Based on the preceding discussion, I propose that PUFAs need to be administered along with albumin to enhance formation of lipoxins, resolvins and protectins to derive the benefit of albumin therapy in the critically ill [16,17].
Beneficial actions of albumin are limited by: availability of PUFAs in the liver and other tissues; formation of adequate amounts of lipoxins, resolvins and protectins from PUFAs; activity of cyclooxygenase and lipoxygenase enzymes; circulating levels of TNFα and other cytokines that interfere with the formation of arachidonic acid, eicosapentaenoic acid and docosahexaenoic acid and induce hypoalbuminemia; enhanced formation of reactive oxygen species that peroxidize PUFAs and thus reduce their availability; and formation of proinflammatory prostaglandins that antagonize actions of lipoxins, resolvins and protectins [16,17] (see Figure 1). In view of the interactions among albumin, PUFAs, free radicals, prostaglandins, lipoxins, resolvins and protectins, nitric oxide (PUFAs and lipoxins enhance endothelial nitric oxide generation and protect endothelial cells), vascular endothelial growth factor, placental growth factor and cytokines, it is not surprising that albumin infusion alone is unlikely to be of benefit in sepsis. Hence, albumin needs to be given along with PUFAs and lipoxins to antagonize the actions of proinflammatory molecules and restore homeostasis [16,17].

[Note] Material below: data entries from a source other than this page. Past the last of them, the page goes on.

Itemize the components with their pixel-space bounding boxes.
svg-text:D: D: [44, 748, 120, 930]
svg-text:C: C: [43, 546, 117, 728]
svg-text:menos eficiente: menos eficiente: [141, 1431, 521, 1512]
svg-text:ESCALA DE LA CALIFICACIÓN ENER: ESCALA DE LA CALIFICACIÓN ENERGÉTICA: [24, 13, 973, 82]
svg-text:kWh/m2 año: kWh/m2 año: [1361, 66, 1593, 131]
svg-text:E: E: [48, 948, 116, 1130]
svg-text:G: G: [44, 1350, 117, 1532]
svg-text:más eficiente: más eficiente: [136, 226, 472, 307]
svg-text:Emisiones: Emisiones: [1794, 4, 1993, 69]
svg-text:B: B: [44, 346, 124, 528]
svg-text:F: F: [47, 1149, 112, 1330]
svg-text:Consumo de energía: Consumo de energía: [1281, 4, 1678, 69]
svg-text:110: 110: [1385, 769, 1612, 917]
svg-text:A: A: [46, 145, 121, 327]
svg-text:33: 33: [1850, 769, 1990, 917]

Adipose-fatty acid binding protein (A-FABP), which induces insulin resistance and whose levels are increased in the critically ill [18], is a carrier of fatty acids and is expressed primarily in adipocytes and macrophages. A-FABP regulates systemic insulin sensitivity and lipid and glucose metabolism [19]. Mice deficient in A-FABP are resistant to the development of hyperinsulinemia, hyperglycemia and insulin resistance [18].
A-FABP can be linked to the expression of Toll-like receptors, macrophage activation, synthesis and release of proinflammatory cytokines IL-6 and TNFα, activation of cyclooxygenase-2 expression and eicosanoid synthesis, events that cause insulin resistance and initiation and progression of inflammation and sepsis. PUFAs and lipoxins, resolvins and protectins suppress A-FABP expression, inhibit macrophage and cyclooxygenase-2 activation, and decrease production of proinflammatory cytokines, and thus decrease insulin resistance and resolve inflammation and augment recovery from sepsis [18,19]. Hence, serial measurement of both proinflammatory and anti-inflammatory molecules and correlation of their levels with the progression to or recovery from (or both) sepsis and other inflammatory processes may help to predict prognosis in inflammatory conditions and eventually could lead to the development of new therapeutic strategies.